When the world shut down, so did the stage, but now the performing arts industry is fighting for the spotlight again.
Nearly five years on from the onset of COVID-19, Western Australia’s performing arts industry is clawing its way back to life.
Between April and June 2020, employment in WA performing arts venues dropped by 72 per cent.
Freelance and casual roles, the lifeblood of many productions, were among the hardest hit.
By 2022, a survey by the Chamber of Arts and Culture revealed that 75 per cent of arts organisations were at risk of closure if COVID-related closures continued.
For a sector built on bringing people together, social distancing proved nearly fatal.
Now, in 2025, the landscape is beginning to shift as state and local governments are trying their best to revitalise the arts industry.

Local governments lead the charge
The City of Joondalup’s flagship arts and culture celebration, the Joondalup Festival, experienced multiple disruptions over the years due to pandemic restrictions.
However, Deputy Mayor Adrian Hill says the city is determined to rebuild.
“Over the course of time, what we’re trying to do is bring events back into the [Joondalup] CBD.”
Cr Hill, who has a background in the performing arts, believes cultivating a strong arts culture in Perth’s northern suburbs is key to long-term recovery.
“We do ultimately want to have a performing arts centre in the CBD,” he says.
“My view is we need to be building that performing arts culture in the community whilst we are waiting for that to arrive.”
Rebuilding through innovation
For independent artists like Pony Cam, recovery means rethinking what performance looks like.
Claire Bird, Ava Campbell, William Strom, Dominic Weintraub, and Hugo Williams make up the Melbourne-based theatre collective that has trained together as an ensemble for over five years.
The award-winning group recently brought their experimental work to WA, performing at this year’s Joondalup Festival.

Describing their work as “an investigation into the form of theatre”, the group aims to make performance more accessible and interactive.
“We very rarely make work in theatres,” Mr Williams said.
“We tend to leave the house lights on.
“We don’t love the feeling of audiences sitting in the dark silently while we do our performance for them, we want them to feel like they’re engaging with us.”
Their recent piece, Anything You Can Do, was born out of Melbourne’s intense and extended lockdowns – a reflection on what was lost when communities were forced apart.

“There’s a really strong loss of community when we’re all separated like that,” said Mr Williams.
“Particularly a loss between intergenerational connections, and the capacity to learn from intergenerational connections.”
The funding discussion
In response to growing calls for support, the WA Government allocated $5.9 million over two years in the 2024-25 State Budget to support major arts organisations.
Additionally, $1.9 million has been committed to 42 independent arts projects across the state.

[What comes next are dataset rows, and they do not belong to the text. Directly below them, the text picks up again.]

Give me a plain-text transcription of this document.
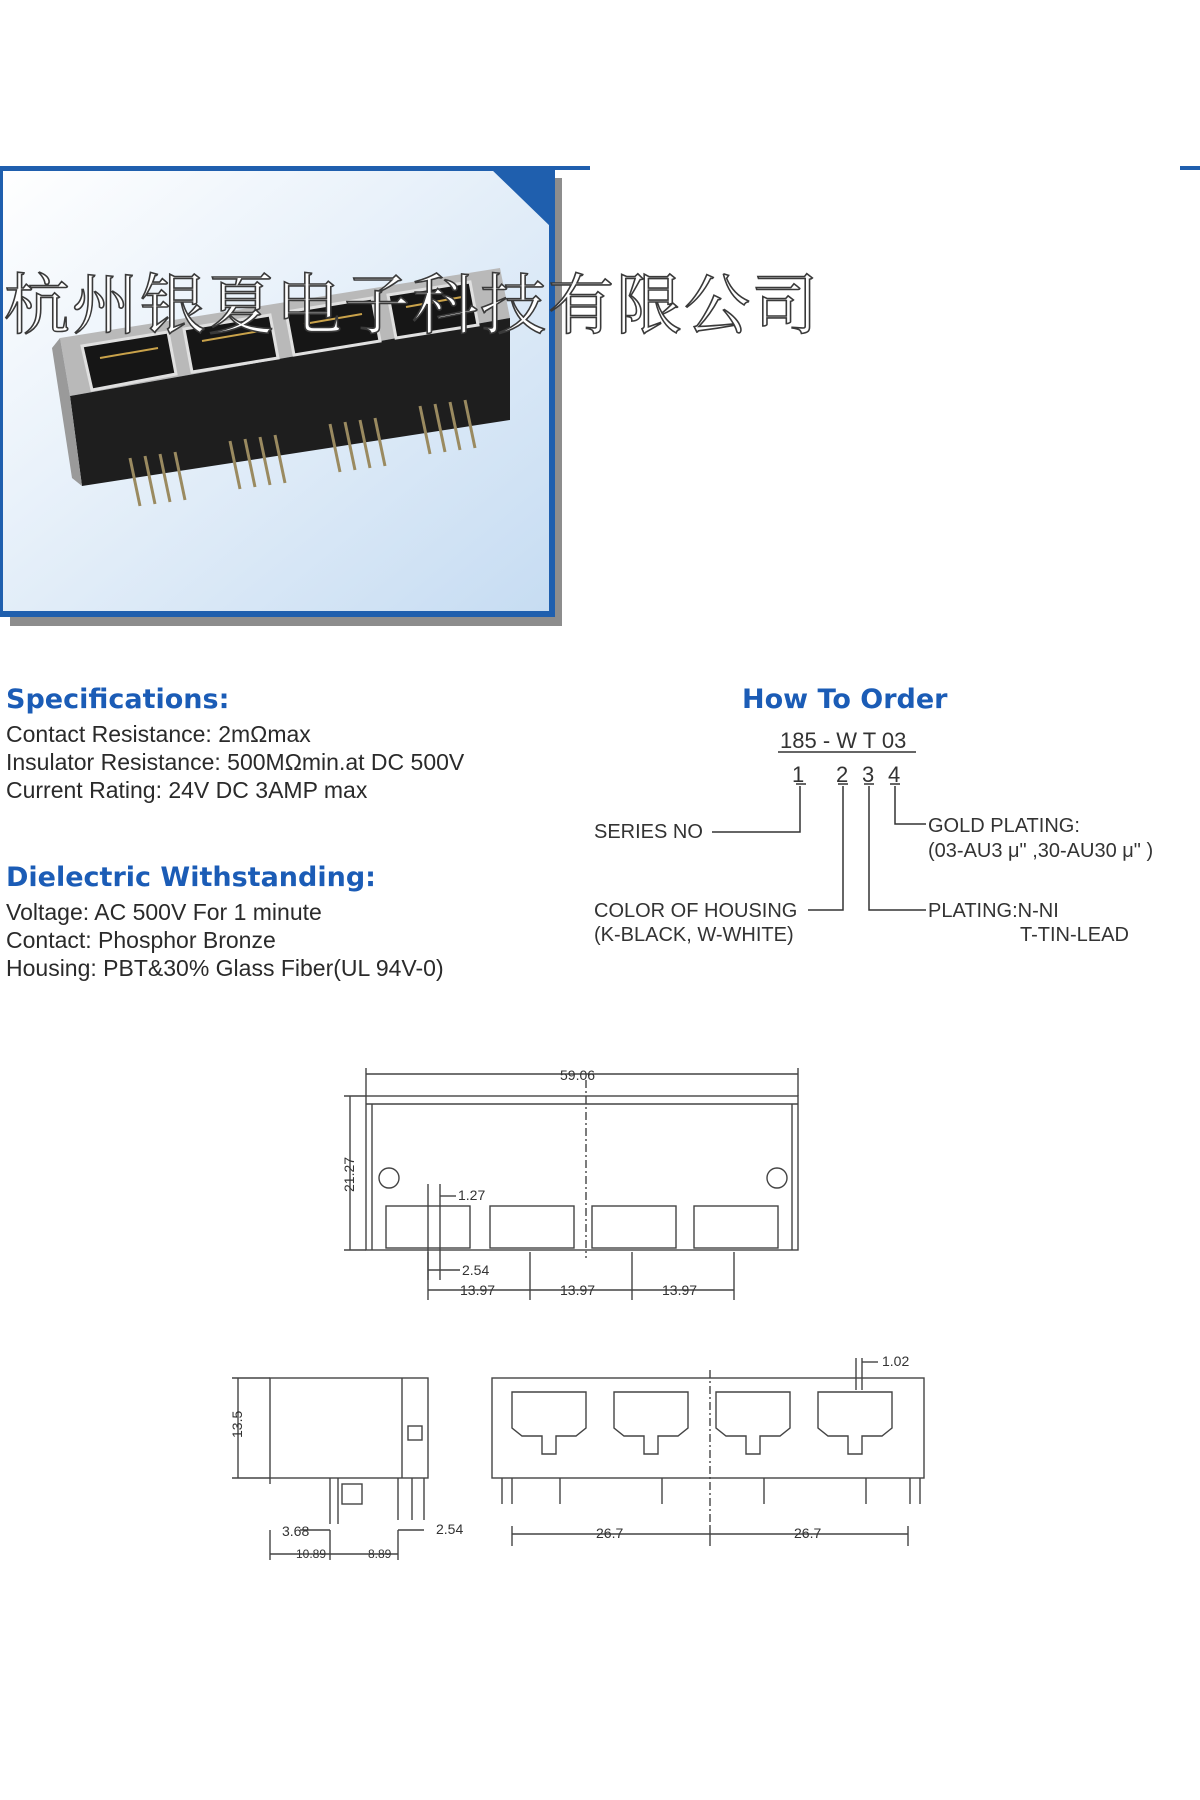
杭州银夏电子科技有限公司
Specifications:
Contact Resistance: 2mΩmax
Insulator Resistance: 500MΩmin.at DC 500V
Current Rating: 24V DC 3AMP max
Dielectric Withstanding:
Voltage: AC 500V For 1 minute
Contact: Phosphor Bronze
Housing: PBT&30% Glass Fiber(UL 94V-0)
How To Order
185 - W T 03
1 2 3 4
SERIES NO
COLOR OF HOUSING
(K-BLACK, W-WHITE)
GOLD PLATING:
(03-AU3 μ" ,30-AU30 μ" )
PLATING:N-NI
T-TIN-LEAD
59.06
21.27
1.27
2.54
13.97	13.97	13.97
13.5
3.68	2.54
10.89	8.89
1.02
26.7	26.7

Yet for many in the industry, it’s not enough.
A 2024 survey indicated that 55 per cent of respondents believe the government’s current investment – roughly $2.44 per person per week – is too low.

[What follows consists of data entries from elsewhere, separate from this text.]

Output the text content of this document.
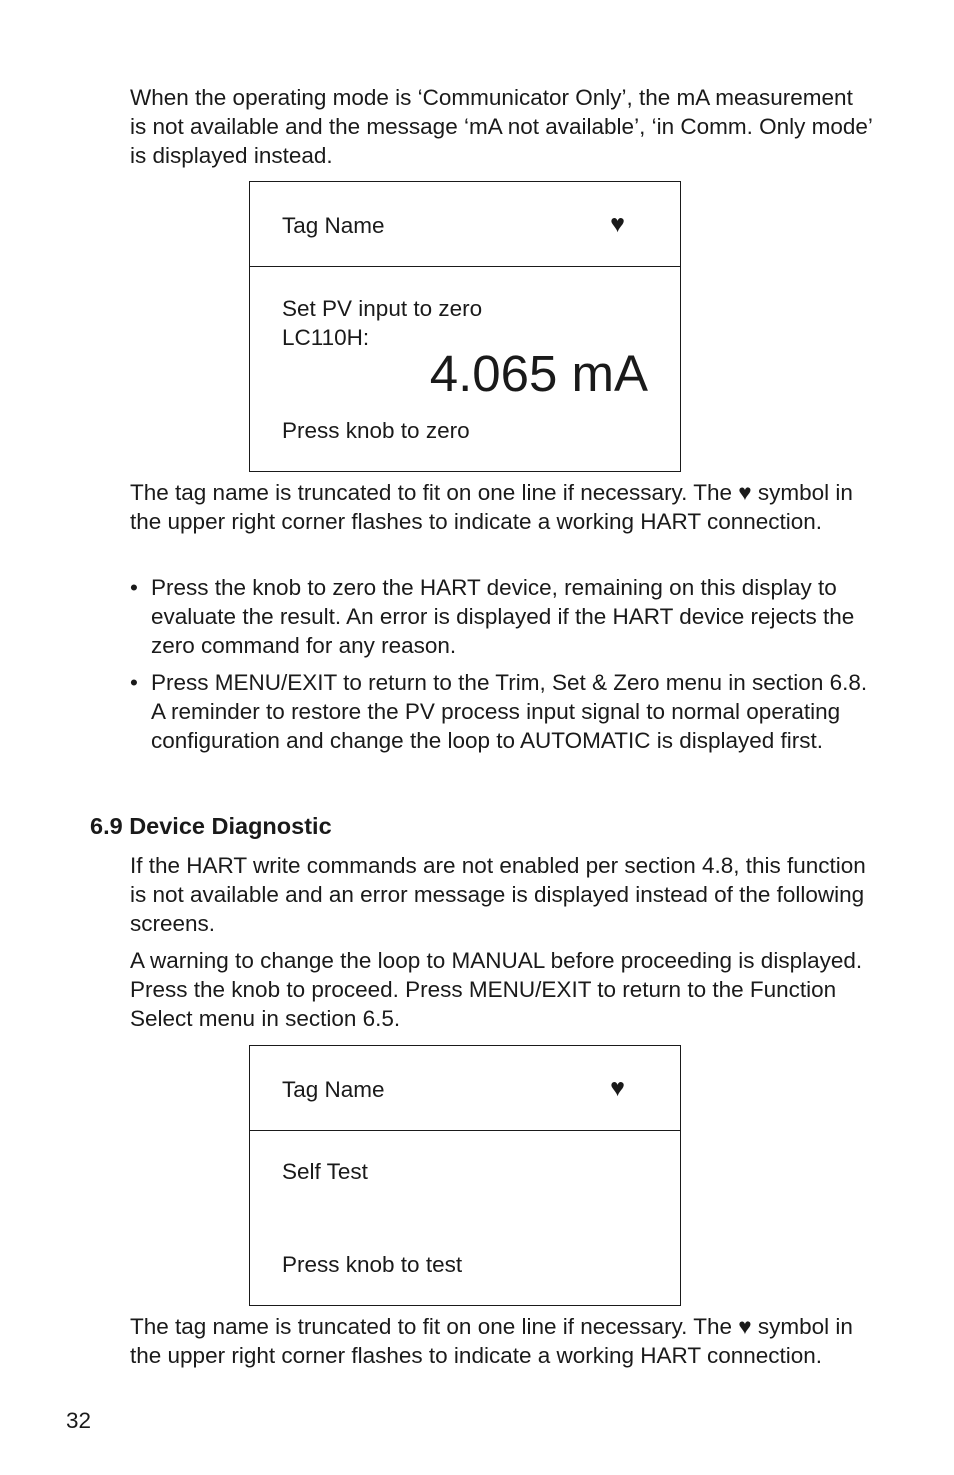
When the operating mode is ‘Communicator Only’, the mA measurement is not available and the message ‘mA not available’, ‘in Comm. Only mode’ is displayed instead.

Tag Name	♥
Set PV input to zero
LC110H:
4.065 mA
Press knob to zero

The tag name is truncated to fit on one line if necessary. The ♥ symbol in the upper right corner flashes to indicate a working HART connection.

• Press the knob to zero the HART device, remaining on this display to evaluate the result. An error is displayed if the HART device rejects the zero command for any reason.
• Press MENU/EXIT to return to the Trim, Set & Zero menu in section 6.8. A reminder to restore the PV process input signal to normal operating configuration and change the loop to AUTOMATIC is displayed first.
6.9 Device Diagnostic

If the HART write commands are not enabled per section 4.8, this function is not available and an error message is displayed instead of the following screens.

A warning to change the loop to MANUAL before proceeding is displayed. Press the knob to proceed. Press MENU/EXIT to return to the Function Select menu in section 6.5.

Tag Name	♥
Self Test
Press knob to test

The tag name is truncated to fit on one line if necessary. The ♥ symbol in the upper right corner flashes to indicate a working HART connection.

32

40 per cent said they’d be willing to contribute more themselves.
When asked about whether or not they think there should be more funding for arts, the members of Pony Cam laughed.

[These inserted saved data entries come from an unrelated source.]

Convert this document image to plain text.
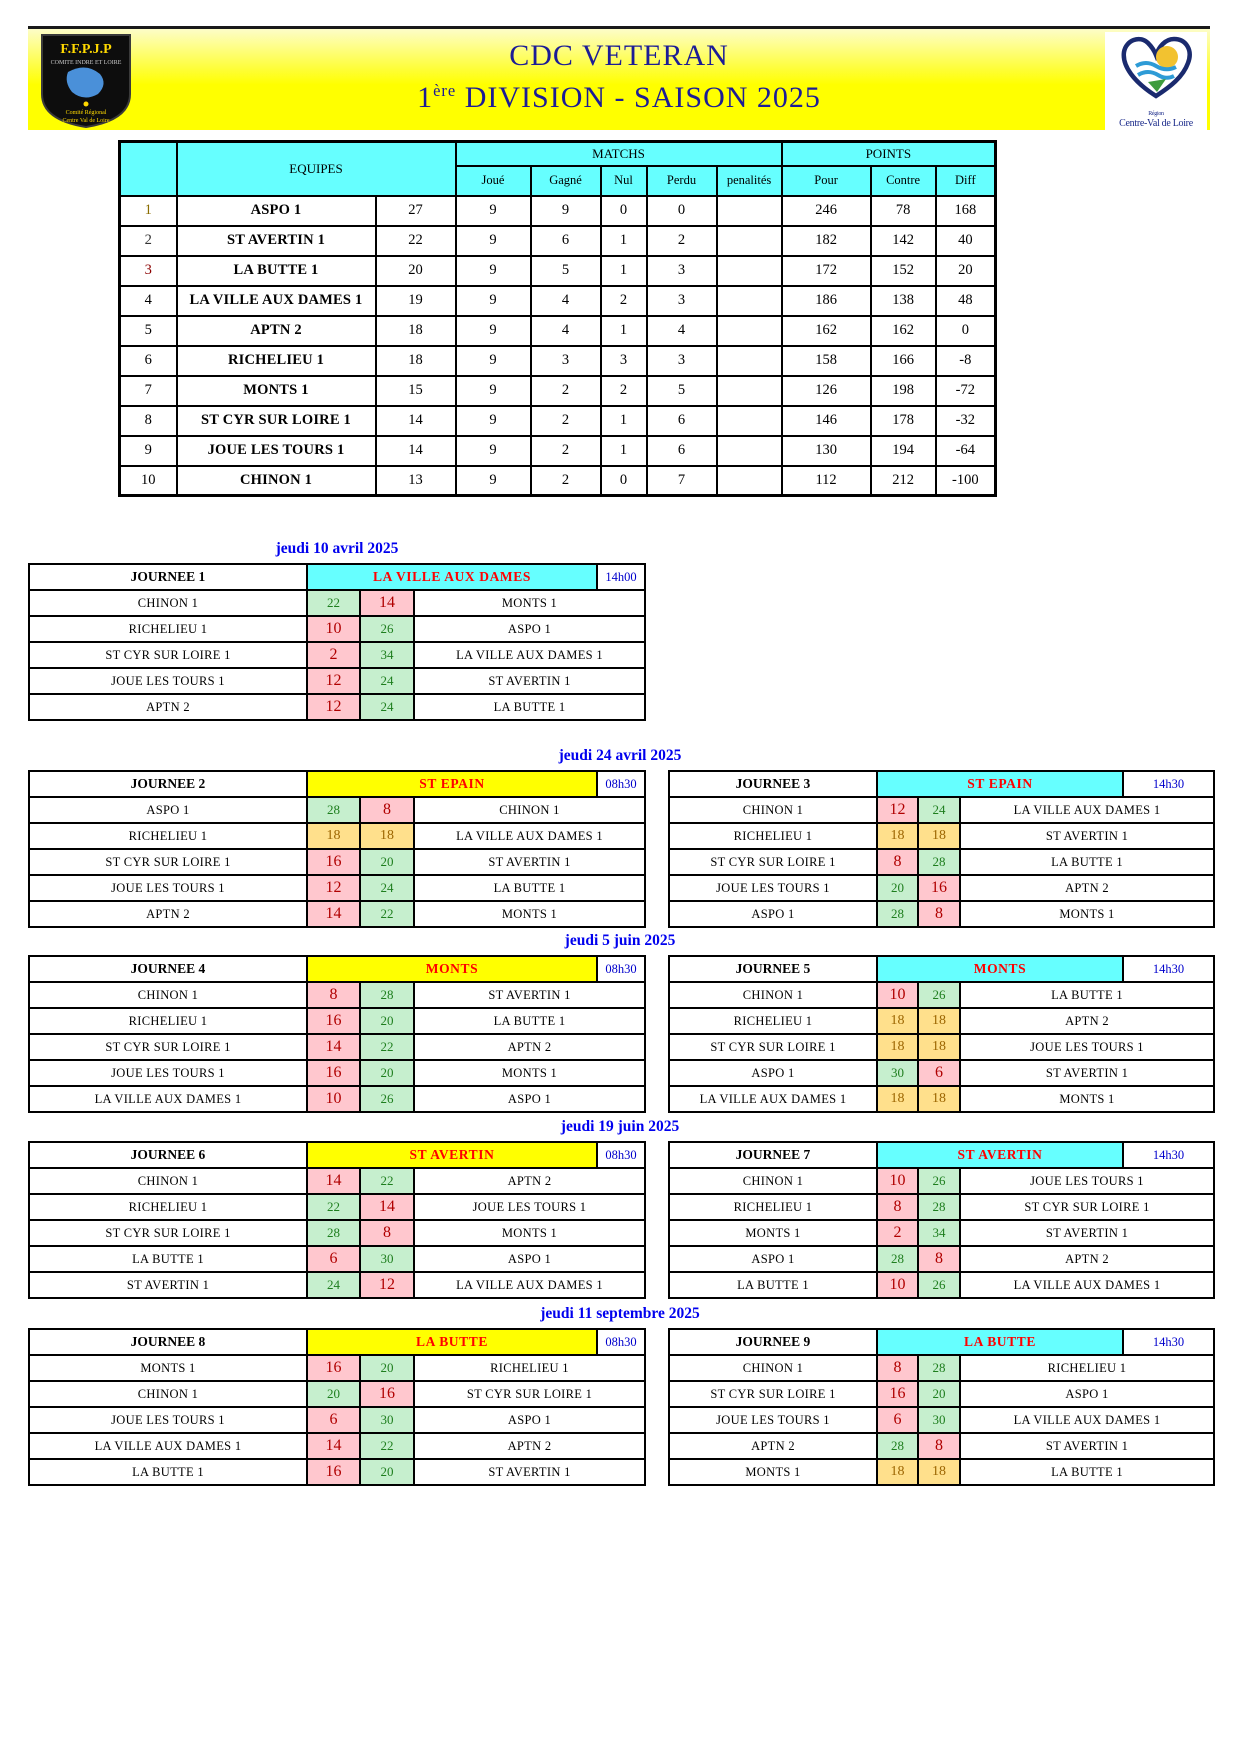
F.F.P.J.P
COMITE INDRE ET LOIRE
Comité Régional
Centre Val de Loire
CDC VETERAN
1ère DIVISION - SAISON 2025	Région
Centre-Val de Loire
	EQUIPES		MATCHS					POINTS		
			Joué	Gagné	Nul	Perdu	penalités	Pour	Contre	Diff
1	ASPO 1	27	9	9	0	0		246	78	168
2	ST AVERTIN 1	22	9	6	1	2		182	142	40
3	LA BUTTE 1	20	9	5	1	3		172	152	20
4	LA VILLE AUX DAMES 1	19	9	4	2	3		186	138	48
5	APTN 2	18	9	4	1	4		162	162	0
6	RICHELIEU 1	18	9	3	3	3		158	166	-8
7	MONTS 1	15	9	2	2	5		126	198	-72
8	ST CYR SUR LOIRE 1	14	9	2	1	6		146	178	-32
9	JOUE LES TOURS 1	14	9	2	1	6		130	194	-64
10	CHINON 1	13	9	2	0	7		112	212	-100
jeudi 10 avril 2025
JOURNEE 1	LA VILLE AUX DAMES	14h00
CHINON 1	22	14	MONTS 1
RICHELIEU 1	10	26	ASPO 1
ST CYR SUR LOIRE 1	2	34	LA VILLE AUX DAMES 1
JOUE LES TOURS 1	12	24	ST AVERTIN 1
APTN 2	12	24	LA BUTTE 1
jeudi 24 avril 2025
JOURNEE 2	ST EPAIN	08h30
ASPO 1	28	8	CHINON 1
RICHELIEU 1	18	18	LA VILLE AUX DAMES 1
ST CYR SUR LOIRE 1	16	20	ST AVERTIN 1
JOUE LES TOURS 1	12	24	LA BUTTE 1
APTN 2	14	22	MONTS 1
JOURNEE 3	ST EPAIN	14h30
CHINON 1	12	24	LA VILLE AUX DAMES 1
RICHELIEU 1	18	18	ST AVERTIN 1
ST CYR SUR LOIRE 1	8	28	LA BUTTE 1
JOUE LES TOURS 1	20	16	APTN 2
ASPO 1	28	8	MONTS 1
jeudi 5 juin 2025
JOURNEE 4	MONTS	08h30
CHINON 1	8	28	ST AVERTIN 1
RICHELIEU 1	16	20	LA BUTTE 1
ST CYR SUR LOIRE 1	14	22	APTN 2
JOUE LES TOURS 1	16	20	MONTS 1
LA VILLE AUX DAMES 1	10	26	ASPO 1
JOURNEE 5	MONTS	14h30
CHINON 1	10	26	LA BUTTE 1
RICHELIEU 1	18	18	APTN 2
ST CYR SUR LOIRE 1	18	18	JOUE LES TOURS 1
ASPO 1	30	6	ST AVERTIN 1
LA VILLE AUX DAMES 1	18	18	MONTS 1
jeudi 19 juin 2025
JOURNEE 6	ST AVERTIN	08h30
CHINON 1	14	22	APTN 2
RICHELIEU 1	22	14	JOUE LES TOURS 1
ST CYR SUR LOIRE 1	28	8	MONTS 1
LA BUTTE 1	6	30	ASPO 1
ST AVERTIN 1	24	12	LA VILLE AUX DAMES 1
JOURNEE 7	ST AVERTIN	14h30
CHINON 1	10	26	JOUE LES TOURS 1
RICHELIEU 1	8	28	ST CYR SUR LOIRE 1
MONTS 1	2	34	ST AVERTIN 1
ASPO 1	28	8	APTN 2
LA BUTTE 1	10	26	LA VILLE AUX DAMES 1
jeudi 11 septembre 2025
JOURNEE 8	LA BUTTE	08h30
MONTS 1	16	20	RICHELIEU 1
CHINON 1	20	16	ST CYR SUR LOIRE 1
JOUE LES TOURS 1	6	30	ASPO 1
LA VILLE AUX DAMES 1	14	22	APTN 2
LA BUTTE 1	16	20	ST AVERTIN 1
JOURNEE 9	LA BUTTE	14h30
CHINON 1	8	28	RICHELIEU 1
ST CYR SUR LOIRE 1	16	20	ASPO 1
JOUE LES TOURS 1	6	30	LA VILLE AUX DAMES 1
APTN 2	28	8	ST AVERTIN 1
MONTS 1	18	18	LA BUTTE 1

“The obvious answer is yes,” Mr Weintraub said.
“The trickier question is ‘should there be more arts festivals?’ Should there be more arts opportunities?”
The more you have, potentially, the more you dilute, the more you have artists working for smaller fees.”
They agreed there was no simple answer to such a complex issue.
Encore!
Despite ongoing challenges, there’s a sense that the industry is finding new footing.
Perhaps not returning to what is once was, but evolving into something more experimental, more flexible, and more community focused.
From local councils pushing for new infrastructure, to collectives redefining how we connect through performance, the curtain may have fallen during the pandemic – but now, the encore is just beginning.